Almost 2 years ago (already!), I wrote a blog post about data pipeline patterns in Apache Airflow (link in the "Read also" section). Since then I have worked with other data orchestrators. That's why I would like to repeat the same exercise but for Azure Data Factory.
In the mentioned article, I described 4 patterns. This time I'd like to add 3 new ones. They weren't present in the inspiration paper but are interesting to discover from a Data Factory perspective.
That's probably the easiest one. It executes the tasks in a sequence, one after another. In Data Factory, you can create it by connecting the activities. You can see an example in the following picture where after copying the data from an on-premise storage to the cloud, I'm running a data cleansing Databricks Python job:
It's a special version of the sequence pattern. It creates 2 or more branches from a common root task and runs them in parallel. It can be a good pattern for the migration scenarios where you might want to keep old and new versions of the pipeline available to the users.
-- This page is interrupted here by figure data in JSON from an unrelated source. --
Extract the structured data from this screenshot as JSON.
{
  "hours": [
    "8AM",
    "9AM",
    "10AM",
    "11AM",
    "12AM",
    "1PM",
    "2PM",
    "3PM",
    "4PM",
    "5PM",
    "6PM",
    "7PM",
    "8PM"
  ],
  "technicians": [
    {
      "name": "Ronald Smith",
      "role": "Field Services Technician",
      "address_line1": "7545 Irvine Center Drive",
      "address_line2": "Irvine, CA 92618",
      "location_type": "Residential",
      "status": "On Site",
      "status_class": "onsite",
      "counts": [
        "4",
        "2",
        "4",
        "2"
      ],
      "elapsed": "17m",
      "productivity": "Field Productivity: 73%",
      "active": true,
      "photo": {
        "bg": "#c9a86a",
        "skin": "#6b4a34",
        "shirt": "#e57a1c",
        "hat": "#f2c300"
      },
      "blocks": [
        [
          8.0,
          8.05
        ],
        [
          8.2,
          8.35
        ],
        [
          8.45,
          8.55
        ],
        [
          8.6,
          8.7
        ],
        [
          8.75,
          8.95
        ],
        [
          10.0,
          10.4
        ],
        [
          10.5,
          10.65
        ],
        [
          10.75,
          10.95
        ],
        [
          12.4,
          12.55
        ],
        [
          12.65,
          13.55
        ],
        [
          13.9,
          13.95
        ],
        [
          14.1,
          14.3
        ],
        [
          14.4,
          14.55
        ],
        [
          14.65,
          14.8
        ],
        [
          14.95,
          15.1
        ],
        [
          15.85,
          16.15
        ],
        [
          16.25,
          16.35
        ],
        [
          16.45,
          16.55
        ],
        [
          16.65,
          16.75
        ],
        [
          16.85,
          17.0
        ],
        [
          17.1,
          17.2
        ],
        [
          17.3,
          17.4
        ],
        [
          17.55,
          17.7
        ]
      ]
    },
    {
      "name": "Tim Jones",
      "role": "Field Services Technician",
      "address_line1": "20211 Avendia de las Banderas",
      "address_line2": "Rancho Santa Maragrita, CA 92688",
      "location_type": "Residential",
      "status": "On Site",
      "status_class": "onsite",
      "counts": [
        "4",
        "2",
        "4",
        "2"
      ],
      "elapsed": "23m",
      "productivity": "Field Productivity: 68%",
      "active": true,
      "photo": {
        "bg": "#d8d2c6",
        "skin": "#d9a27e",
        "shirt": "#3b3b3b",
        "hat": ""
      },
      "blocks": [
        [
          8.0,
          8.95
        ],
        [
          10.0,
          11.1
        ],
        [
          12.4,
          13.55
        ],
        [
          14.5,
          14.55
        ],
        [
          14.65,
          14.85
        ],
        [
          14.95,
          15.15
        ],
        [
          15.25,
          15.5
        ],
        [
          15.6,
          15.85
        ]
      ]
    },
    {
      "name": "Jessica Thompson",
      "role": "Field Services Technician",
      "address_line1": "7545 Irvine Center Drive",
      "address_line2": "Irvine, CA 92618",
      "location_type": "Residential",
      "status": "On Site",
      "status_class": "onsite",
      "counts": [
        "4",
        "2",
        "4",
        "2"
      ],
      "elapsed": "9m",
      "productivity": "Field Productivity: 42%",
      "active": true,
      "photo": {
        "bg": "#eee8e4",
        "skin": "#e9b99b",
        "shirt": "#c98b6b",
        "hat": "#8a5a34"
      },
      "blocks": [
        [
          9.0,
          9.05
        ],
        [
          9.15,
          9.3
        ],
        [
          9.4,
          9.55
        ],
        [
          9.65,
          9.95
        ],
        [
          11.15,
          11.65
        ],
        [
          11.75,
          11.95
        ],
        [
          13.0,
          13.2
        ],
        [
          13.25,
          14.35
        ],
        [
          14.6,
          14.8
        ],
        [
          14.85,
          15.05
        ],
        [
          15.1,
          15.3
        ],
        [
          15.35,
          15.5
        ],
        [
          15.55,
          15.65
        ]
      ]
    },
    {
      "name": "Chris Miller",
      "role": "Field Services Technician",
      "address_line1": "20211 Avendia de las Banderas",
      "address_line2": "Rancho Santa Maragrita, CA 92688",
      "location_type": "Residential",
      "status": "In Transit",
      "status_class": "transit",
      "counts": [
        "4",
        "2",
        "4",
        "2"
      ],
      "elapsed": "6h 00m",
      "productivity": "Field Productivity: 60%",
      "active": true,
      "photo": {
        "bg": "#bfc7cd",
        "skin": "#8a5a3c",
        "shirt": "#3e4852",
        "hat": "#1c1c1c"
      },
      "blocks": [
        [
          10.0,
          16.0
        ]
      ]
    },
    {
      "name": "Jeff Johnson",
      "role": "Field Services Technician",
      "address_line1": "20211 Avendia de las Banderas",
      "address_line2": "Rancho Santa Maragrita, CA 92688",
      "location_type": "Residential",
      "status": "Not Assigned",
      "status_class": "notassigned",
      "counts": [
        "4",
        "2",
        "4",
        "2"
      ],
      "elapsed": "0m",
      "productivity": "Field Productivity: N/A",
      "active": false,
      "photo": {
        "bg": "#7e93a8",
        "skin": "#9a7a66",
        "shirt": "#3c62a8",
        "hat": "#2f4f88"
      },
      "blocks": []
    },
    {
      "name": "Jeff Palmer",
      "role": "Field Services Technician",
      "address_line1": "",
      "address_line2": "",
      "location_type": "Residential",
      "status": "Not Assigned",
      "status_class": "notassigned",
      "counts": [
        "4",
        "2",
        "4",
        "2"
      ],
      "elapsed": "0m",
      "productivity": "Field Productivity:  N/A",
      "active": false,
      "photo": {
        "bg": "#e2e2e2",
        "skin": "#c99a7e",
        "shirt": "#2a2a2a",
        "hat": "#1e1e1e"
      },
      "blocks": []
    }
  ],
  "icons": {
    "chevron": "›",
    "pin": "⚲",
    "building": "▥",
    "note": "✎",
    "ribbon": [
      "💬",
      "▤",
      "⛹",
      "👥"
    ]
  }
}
You can see an example just below with an "old" Pig job and a "new" Databricks job:
It's the opposite of the parallel split. This time multiple separate but concurrently executed activities merge into a single one. You can use it if the branch tasks are of a different type or when you want to parallelize 2 heavy processes (= parallelized should terminate faster). An example is just below with a branch running a Databricks data validation job and activity loading a lot of data from an external service. Both are the requirements to run the last job processing the input data and enriching it with the external dataset:
The next ETL pattern you can find in Azure Data Factory relies on the if-else statement. Depending on the evaluation of a conditional expression, it either follows the "True" activities or "False" activities. It can be a good solution to handle external changes like a new input dataset location. Below you can see an example where the pipeline runs a legacy pipeline for on-premise datasets from 2000 and a modern pipeline otherwise:
Another pattern you can implement with Azure Data Factory is a data sensor. Use it if you want to process the data once it's fully generated. It can be a good solution for any time-partitioned data sources having a marker indicating the fully written dataset, like the _SUCCESS file in Apache Spark jobs:
In the last pattern you can add a dependency on a parent task result. This result will condition the execution of the downstream tasks, like in the following schema where "Copy default model" runs only if the "Process the daily files" fails:
Azure Data Factory remains a data orchestrator despite using a no-code paradigm, and it doesn't require completely new data engineering skills. Sure, you will have it to adapt a different deployment process, but when it comes to the pipelines patterns, you can use the same as in Apache Airflow. They're patterns after all!